Watching the brothers discuss the situation decades later, Dr. Agus said, "was powerful."

"The emotion between them, and them looking at each other and holding hands, was just remarkably powerful," he said.

Against all odds, Michael found a match in 24 hours and received a heart transplant, something Dr. Agus told ET was as likely as "winning the lottery."

Just two years later, though, he developed a blood clot and had to have open heart surgery. While the brothers had always viewed themselves as equals, all of Michael's health woes changed things, at least for a while.

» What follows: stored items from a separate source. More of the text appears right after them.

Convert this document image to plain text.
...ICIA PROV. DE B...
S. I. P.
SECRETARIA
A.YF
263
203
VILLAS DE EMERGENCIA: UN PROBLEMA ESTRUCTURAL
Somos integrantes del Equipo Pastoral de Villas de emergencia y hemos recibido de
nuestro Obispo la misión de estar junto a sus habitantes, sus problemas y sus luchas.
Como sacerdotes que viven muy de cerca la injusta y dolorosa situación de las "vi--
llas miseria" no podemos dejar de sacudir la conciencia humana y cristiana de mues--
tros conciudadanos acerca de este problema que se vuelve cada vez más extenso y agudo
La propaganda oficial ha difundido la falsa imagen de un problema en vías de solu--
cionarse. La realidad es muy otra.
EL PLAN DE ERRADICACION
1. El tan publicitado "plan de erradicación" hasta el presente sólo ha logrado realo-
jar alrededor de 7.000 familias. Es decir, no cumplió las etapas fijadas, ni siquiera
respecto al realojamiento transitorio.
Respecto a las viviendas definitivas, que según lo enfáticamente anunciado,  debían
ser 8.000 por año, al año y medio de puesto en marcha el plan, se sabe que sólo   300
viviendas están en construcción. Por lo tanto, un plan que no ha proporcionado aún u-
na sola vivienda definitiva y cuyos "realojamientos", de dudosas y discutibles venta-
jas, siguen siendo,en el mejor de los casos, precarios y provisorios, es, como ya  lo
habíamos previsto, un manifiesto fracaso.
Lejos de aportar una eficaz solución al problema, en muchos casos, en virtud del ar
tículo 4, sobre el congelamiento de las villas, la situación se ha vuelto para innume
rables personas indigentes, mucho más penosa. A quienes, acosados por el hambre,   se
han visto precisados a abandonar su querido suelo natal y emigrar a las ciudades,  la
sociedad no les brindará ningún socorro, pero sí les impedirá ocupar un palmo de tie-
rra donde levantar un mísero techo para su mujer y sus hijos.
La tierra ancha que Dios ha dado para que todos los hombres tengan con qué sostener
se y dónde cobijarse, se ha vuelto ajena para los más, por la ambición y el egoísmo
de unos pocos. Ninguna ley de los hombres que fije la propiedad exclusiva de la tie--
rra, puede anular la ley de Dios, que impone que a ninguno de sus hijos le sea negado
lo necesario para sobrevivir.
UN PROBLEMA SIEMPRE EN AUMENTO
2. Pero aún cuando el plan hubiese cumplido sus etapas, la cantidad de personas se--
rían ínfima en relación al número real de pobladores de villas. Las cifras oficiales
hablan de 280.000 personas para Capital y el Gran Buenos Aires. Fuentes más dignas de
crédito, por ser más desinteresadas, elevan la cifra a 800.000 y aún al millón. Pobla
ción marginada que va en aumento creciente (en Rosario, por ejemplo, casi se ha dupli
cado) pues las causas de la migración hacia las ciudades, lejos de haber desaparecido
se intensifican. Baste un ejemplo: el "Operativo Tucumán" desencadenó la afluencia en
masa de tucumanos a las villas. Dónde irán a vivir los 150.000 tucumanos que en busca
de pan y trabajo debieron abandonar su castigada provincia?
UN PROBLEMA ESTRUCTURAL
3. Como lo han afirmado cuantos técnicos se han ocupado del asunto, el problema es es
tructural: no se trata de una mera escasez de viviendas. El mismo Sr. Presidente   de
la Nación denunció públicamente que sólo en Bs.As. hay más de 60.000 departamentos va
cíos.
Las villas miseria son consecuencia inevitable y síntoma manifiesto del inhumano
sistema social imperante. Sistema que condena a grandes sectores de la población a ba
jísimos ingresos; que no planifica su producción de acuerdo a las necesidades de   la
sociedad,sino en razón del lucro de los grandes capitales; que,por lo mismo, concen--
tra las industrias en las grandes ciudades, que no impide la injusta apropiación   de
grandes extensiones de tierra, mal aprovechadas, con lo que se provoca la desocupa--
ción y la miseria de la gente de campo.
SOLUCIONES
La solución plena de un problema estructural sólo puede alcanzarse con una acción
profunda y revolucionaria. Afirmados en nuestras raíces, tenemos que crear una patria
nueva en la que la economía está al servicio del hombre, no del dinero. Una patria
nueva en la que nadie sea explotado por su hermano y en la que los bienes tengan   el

"I think standing on the balcony going, 'I'm a match,' that moment is probably the exact moment the shift took place," Ashton said. "Where I'm like, 'How do I get to be this lucky? And my brother to be born with cerebral palsy, then have a heart transplant, then have this random blood clot... Who has to go through that? How do I get to be this lucky?'" 

Michael shut down those thoughts once and for all years later.

"There was a moment in all of this where I moved to New York and was starting to get some traction with my career and Mike came out to visit and stay and he looked at me and he said, 'Every time you feel sorry for me, you make me less. This is the only life I’ve ever known, so stop feeling sorry for the only thing I have,'" Ashton said. "That then created an entire shift back to where I think we are today, which is we're straight up equals again. That’s it."

Equal though they may be, the brothers' relationship wasn't always picture perfect. Michael got jealous of Ashton as his career took off, while Ashton was self-admittedly "an a**hole" during that period.

"There was a moment when I viewed him as receiving more attention than I was and that kind of drove me down to a place where I was jealous," Michael said. "... It really affected me in terms of my own self-worth. It goes back to trying to figure out who I am."

For Ashton's part, "It's so easy to believe the good things people are saying about you and start to onboard that as who you are as a person. Frankly, I was just an a**hole for a while."

Eventually, the brothers had "this moment of reckoning and realization where we decided to tear down the walls that we had built that were all a product of these variable circumstances," Ashton said.

"Once we kind of got together, we talked through that and I realized he’s still my brother," Michael added. "The world may view him differently, but I know him. He’s still my brother and he hasn’t changed and he never will change. Once I took all of the fame and everything out of it, I was able to come back to him."

The brothers hit a bump in the road when Ashton, unaware that Michael was keeping his cerebral palsy diagnosis under wraps, discussed his twin's health issues in a 2003 Nightline interview.

"I didn’t know I was outing him because I didn’t know it was a secret," Ashton said.

Initially, Michael "didn't appreciate" Ashton's interview, but, over time he came to realize that it "evolved who I am today."

"I remember when he went up to New York, I wrote him a letter and I said, 'I feel like a piece of me went away,'" Michael recalled. "I really struggled for a lot of my early adulthood, trying to figure out who Michael was. Once he gave me the opportunity to really express this part of me, I thought, 'Well, if we're out there, I might as well do good with it. I might as well be an advocate.'"

All of the ups and downs through the years have given Ashton "an appreciation for life," he said.

"Going at life where you go, 'Oh wow. This is my brother. He's my twin. We're the same.' And you go, 'You can die' when you're 12, 13. When you have this face-to-face with death at that age, you instantly lock into, 'Let me do as much as I can while I can 'cause I don't know when it's going to be over,'" Ashton said. "Given the fact that you have this opportunity to be alive today, what are you doing with today?"

The Checkup With Dr. David Agus will debut the series' first three episodes on Paramount+ Tuesday, Dec. 6, with the final three episodes debuting on Monday, Dec. 12.